Shinnecock Bay bears the name of an indigenous people, but due to human activity it bears little resemblance to what it once was when it sustained Native American populations. In recent decades, poor water quality, harmful algae blooms and massive declines in shellfish have unfortunately become the new normal for Shinnecock Bay and estuaries around Long Island.
And yet, thanks to a decade-long effort by scientists at Stony Brook University’s School of Marine and Atmospheric Sciences (SoMAS), the bay is making great strides in returning to an ecosystem rich with marine life.
The Shinnecock Bay Restoration Program (ShiRP) is made up of dedicated Stony Brook faculty, staff and graduate students from the laboratories of Christopher Gobler, Ellen Pikitch and Brad Peterson. The labs work together toward the goal of improving water quality in western Shinnecock Bay by restoring the bay from within.
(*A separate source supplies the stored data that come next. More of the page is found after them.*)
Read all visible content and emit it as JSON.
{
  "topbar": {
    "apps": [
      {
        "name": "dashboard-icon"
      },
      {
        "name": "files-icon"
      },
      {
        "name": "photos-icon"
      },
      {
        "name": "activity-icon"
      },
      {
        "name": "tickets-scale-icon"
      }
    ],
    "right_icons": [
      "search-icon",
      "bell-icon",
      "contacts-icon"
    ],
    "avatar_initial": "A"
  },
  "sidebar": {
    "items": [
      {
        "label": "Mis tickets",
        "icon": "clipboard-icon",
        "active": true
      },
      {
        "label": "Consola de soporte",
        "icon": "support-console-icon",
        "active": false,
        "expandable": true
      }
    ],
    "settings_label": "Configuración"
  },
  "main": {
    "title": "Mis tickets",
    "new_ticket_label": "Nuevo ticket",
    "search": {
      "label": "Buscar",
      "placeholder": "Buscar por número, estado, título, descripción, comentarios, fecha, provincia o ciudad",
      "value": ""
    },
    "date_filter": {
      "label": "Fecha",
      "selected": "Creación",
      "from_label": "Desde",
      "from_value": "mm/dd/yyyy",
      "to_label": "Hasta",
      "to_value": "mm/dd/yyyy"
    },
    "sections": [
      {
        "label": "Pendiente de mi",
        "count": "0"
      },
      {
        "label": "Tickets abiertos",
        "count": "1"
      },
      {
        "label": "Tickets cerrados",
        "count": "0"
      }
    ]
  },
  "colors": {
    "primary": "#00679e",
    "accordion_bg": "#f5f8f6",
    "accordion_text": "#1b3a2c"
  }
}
The approach centers around increasing filtration. Shellfish like clams and oysters are "filter feeders" that feed by straining suspended matter from the water. They help keep harmful algae in check and mitigate the impact of excess nitrogen seeping into the bay from underground septic systems throughout the watershed.
At the heart of ShiRP’s multi-faceted approach is the creation of hard clam "spawner sanctuaries," which are harvest-free areas planted with high densities of adult clams. These sanctuaries not only supercharge filtration in localized areas of the bay, but more importantly increase reproductive success so the clams may efficiently and effectively repopulate the entire bay over time. The strategy thus provides both immediate and long-term payoffs.
"The South Shore Estuary of Long Island was once home to the nation’s largest hard clam fishery," said Michael Doall, ShiRP’s leading restoration scientist and a key collaborator within the lab of Gobler, the endowed chair of Coastal Ecology and Conservation, based at the Stony Brook Southampton campus. "Unfortunately, due to unsustainable harvest and the reoccurrence of harmful brown tides since 1985, hard clam populations collapsed throughout the estuary, and by the end of the 20th century the harvest was down more than 99 percent from its peak."
To date, ShiRP has planted more than 3.5 million adult hard clams into two harvest-free areas established by the Southampton Town Trustees, a key authority that supports ShiRP’s restoration efforts in the bay.
The spawner sanctuary approach has been so successful that littleneck clam landings outside of the closed areas are the highest they have been since 1985, according to Doall. "Since we began establishing spawner sanctuaries in 2012, the hard clam harvest in Shinnecock Bay has increased more than 1,000 percent," Doall stated. "And the past four years has been the only four-year period without brown tides since they first appeared in 1985. The strategy appears to be working."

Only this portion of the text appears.